Over the years, I felt like something was off. Something with my body was not quite right and I couldn’t place it. As the years went on, it grew worse. After I had my second son, the symptoms seemed to be more intense, even hitting all at once. I was tired all the time. I could no longer exercise or run because it would leave me in so much pain and incredibly exhausted. My memory seemed to be slipping. My depression grew worse.
I tried diets, more exercise, less exercise, vitamins, and essential oils. Nothing I tried worked, and I was beginning to feel as if it was all in my head. It was a little over a year ago when I finally went to my doctor and admitted something was wrong. She set me up with a rheumatology appointment. They ran all kinds of tests–blood tests, motion tests, etc. The doctor did a pressure point test, and I had pain in most of the places where he pushed. The blood work came back clean, which left the doctor with a single diagnosis: fibromyalgia.
What is Fibromyalgia?
Fibromyalgia is a musculoskeletal disorder that causes widespread pain and discomfort. It can also cause a multitude of other symptoms such as sensitivity to cold, fatigue, anxiety, depression, forgetfulness, headaches, irritability, and joint stiffness, among other things. It looks different from person to person. Women are more likely to be diagnosed with it than men. It affects about 5% of the world population. It is chronic, and there is no cure for it.
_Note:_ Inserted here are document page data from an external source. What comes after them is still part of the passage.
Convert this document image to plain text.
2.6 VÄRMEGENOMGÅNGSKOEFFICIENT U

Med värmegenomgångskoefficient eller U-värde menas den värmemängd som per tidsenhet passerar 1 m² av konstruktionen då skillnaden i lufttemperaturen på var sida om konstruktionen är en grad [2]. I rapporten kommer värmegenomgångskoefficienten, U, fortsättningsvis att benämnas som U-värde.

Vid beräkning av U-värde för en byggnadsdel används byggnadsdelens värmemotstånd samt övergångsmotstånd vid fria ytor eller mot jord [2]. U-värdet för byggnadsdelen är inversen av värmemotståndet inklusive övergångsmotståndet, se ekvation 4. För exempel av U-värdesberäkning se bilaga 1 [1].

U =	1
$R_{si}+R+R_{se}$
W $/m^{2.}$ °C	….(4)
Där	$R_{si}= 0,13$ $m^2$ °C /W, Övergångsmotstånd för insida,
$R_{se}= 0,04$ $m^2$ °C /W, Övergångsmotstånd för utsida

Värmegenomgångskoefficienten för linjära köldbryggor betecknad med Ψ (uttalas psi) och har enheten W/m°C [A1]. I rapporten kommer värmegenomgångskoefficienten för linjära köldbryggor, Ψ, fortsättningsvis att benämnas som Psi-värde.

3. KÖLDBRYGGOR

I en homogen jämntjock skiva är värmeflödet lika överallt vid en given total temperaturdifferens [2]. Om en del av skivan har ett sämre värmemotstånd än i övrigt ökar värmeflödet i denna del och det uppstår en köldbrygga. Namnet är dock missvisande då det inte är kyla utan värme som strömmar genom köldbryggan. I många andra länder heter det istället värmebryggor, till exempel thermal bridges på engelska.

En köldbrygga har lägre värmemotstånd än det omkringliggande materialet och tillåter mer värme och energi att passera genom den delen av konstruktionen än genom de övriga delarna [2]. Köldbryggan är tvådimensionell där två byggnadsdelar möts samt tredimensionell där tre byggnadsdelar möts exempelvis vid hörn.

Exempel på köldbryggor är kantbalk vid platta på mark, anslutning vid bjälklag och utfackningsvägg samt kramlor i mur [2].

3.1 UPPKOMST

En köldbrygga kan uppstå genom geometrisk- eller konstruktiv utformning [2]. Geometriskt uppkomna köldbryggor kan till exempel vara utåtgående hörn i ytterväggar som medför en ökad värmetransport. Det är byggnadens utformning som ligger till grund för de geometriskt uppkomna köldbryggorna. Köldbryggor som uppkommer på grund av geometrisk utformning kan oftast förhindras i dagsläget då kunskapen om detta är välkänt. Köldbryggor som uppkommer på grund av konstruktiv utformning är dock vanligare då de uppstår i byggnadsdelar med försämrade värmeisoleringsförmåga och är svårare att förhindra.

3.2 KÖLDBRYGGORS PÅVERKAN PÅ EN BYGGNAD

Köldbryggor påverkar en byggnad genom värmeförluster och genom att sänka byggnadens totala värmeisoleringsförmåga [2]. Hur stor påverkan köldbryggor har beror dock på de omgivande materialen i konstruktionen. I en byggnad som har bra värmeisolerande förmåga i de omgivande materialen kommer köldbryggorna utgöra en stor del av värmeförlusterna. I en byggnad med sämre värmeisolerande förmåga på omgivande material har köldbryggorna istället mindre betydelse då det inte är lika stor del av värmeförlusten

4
Following my diagnosis, I have been on a mission to learn about my condition and to bring awareness to it, as I have found that there are a lot of misconceptions about it. Since May is Fibromyalgia Awareness Month, here are few I want to chat about:
“People with Fibro are just lazy.”
Believe me when I say that I wish I could be as active as I once was. I loved running, and now it’s something that I had to put on the back burner. Why? Because an attempt to run can send me into a full-blown flare of this condition and cause me to have extreme amounts of pain for days. I have to very careful about my physical activity or else I will regret it for days, weeks, or even a few months. I do still exercise, but it’s exercise that it very gentle on my body. It’s taken me quite a while to learn that I have limits and that when my body is telling me to rest, I need to rest. When I am resting, it’s because I must for my mental and physical health, not because I want to be stuck on a couch all day.
“The pain isn’t really that bad, you are just exaggerating.”
Oh, but it is. I’m just very good at hiding it. Why do I hide it? Because it tends to make people uncomfortable when you discuss pain, or they simply think you are a baby who can’t handle a little pain and it couldn’t possibly be that bad. My fibro pain loves to manifest as spots on my body where it literally feels like my nerves are on fire. It also is deep in my joints and muscles and will radiate everywhere. Sometimes a hug can feel like a punch.
“Well, it’s not like it’s a life-threatening disease. It can’t be all that bad.”
While it’s not a direct cause of death, fibro affects your physical and mental well-being. People with fibro are often found to have co-morbid conditions that can greatly affect their health. Many with fibro will eventually find themselves dealing with diabetes or heart disease. One of the biggest tolls that this condition takes is on one’s mental health. The constant pain and fatigue can be so hard to deal with. Fibromyalgia puts one at a greater risk for depression and suicide due to this.
Having fibromyalgia has definitely changed the way that I view the world. After all, I must move through it a bit slower than I used to. It has also made me more patient, kinder, and humble. It’s also taught me to stand up for myself more, and to advocate for my health. There is more and more research being done on this disease, so I hold hope that one day there will be a treatment that can cure this condition. But until that day, I will continue to bring awareness to it and educate those around me.